The Dome paintings interpret architectural structures as painted form, their tessellated rectangles and squares arrayed in concentric rings of white, blue, black, or gold. In some works, Kami additionally creates radiant mosaiclike squares that converge at the compositions’ centers. Abstracting the experience of gazing up into luminous hemispheres, these paintings evoke the domes of temples, churches, and mosques—technical triumphs of construction that span enormous light-filled spaces to signify the heavens.

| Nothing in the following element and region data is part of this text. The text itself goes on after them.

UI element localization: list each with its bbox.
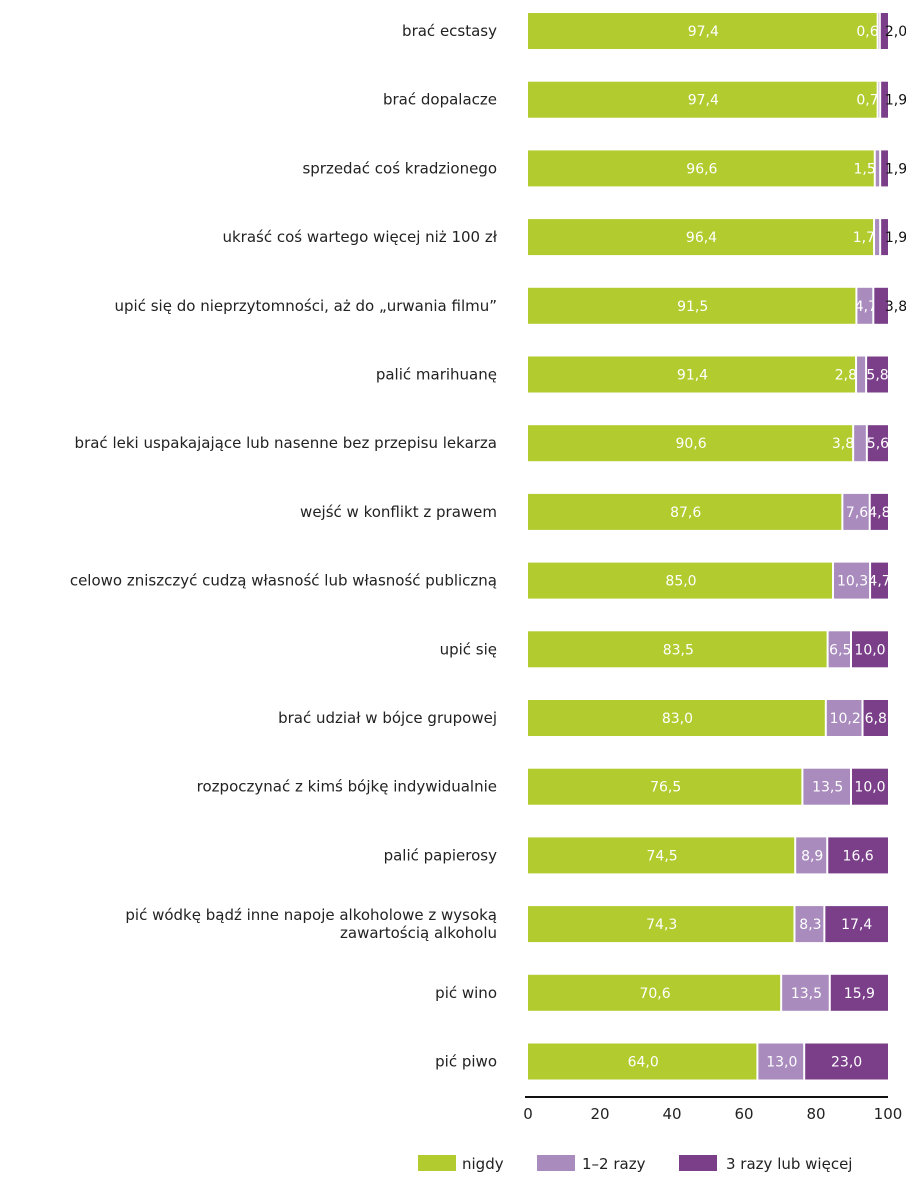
legend-label: 1–2 razy xyxy=(582,1155,646,1173)
value-label: 13,0 xyxy=(766,1055,797,1071)
value-label: 13,5 xyxy=(812,780,843,796)
value-label: 0,6 xyxy=(856,24,878,40)
value-label: 2,0 xyxy=(885,24,906,40)
value-label: 4,8 xyxy=(868,505,890,521)
value-label: 83,0 xyxy=(662,711,693,727)
category-label: wejść w konflikt z prawem xyxy=(300,503,497,521)
legend-swatch xyxy=(418,1155,456,1171)
x-tick-label: 20 xyxy=(590,1105,609,1123)
value-label: 8,3 xyxy=(799,917,821,933)
category-label: pić wódkę bądź inne napoje alkoholowe z … xyxy=(125,906,497,942)
value-label: 17,4 xyxy=(841,917,872,933)
category-label: brać udział w bójce grupowej xyxy=(278,709,497,727)
category-label: pić wino xyxy=(435,984,497,1002)
category-label: brać leki uspakajające lub nasenne bez p… xyxy=(75,434,497,452)
category-label: celowo zniszczyć cudzą własność lub włas… xyxy=(70,572,497,590)
category-label: palić marihuanę xyxy=(376,366,497,384)
value-label: 96,6 xyxy=(686,161,717,177)
category-label: brać ecstasy xyxy=(402,22,497,40)
value-label: 23,0 xyxy=(831,1055,862,1071)
value-label: 15,9 xyxy=(844,986,875,1002)
value-label: 3,8 xyxy=(832,436,854,452)
value-label: 97,4 xyxy=(688,93,719,109)
category-label: brać dopalacze xyxy=(383,91,497,109)
category-labels: brać ecstasy brać dopalacze sprzedać coś k… xyxy=(70,22,498,1071)
category-label: pić piwo xyxy=(435,1053,497,1071)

Eliminating spatial perspective, the Dome paintings function as mandalas, meditative designs that aspire to infinity. Additionally, their palettes correspond to the four stages of material and symbolic transmutation of elements in the tradition of alchemy. These works emerged from Kami’s consideration of sacred architecture in Untitled (Diptych) (1996), which was featured in the exhibition Architecture as Metaphor at the Museum of Modern Art, New York, in 1997. This pair of large-scale photographic prints mounted on canvas juxtaposes two Persian domes to form a spatial vortex. Kami developed the motif of concentric circles further with Rumi, The Book of Shams E Tabrizi (In Memory of Mahin Tajadod) (2005), a sculpture of soapstone blocks imprinted with verses by the Persian poet Rumi, and with his series of Endless Prayer collages and paintings (initiated in 2005).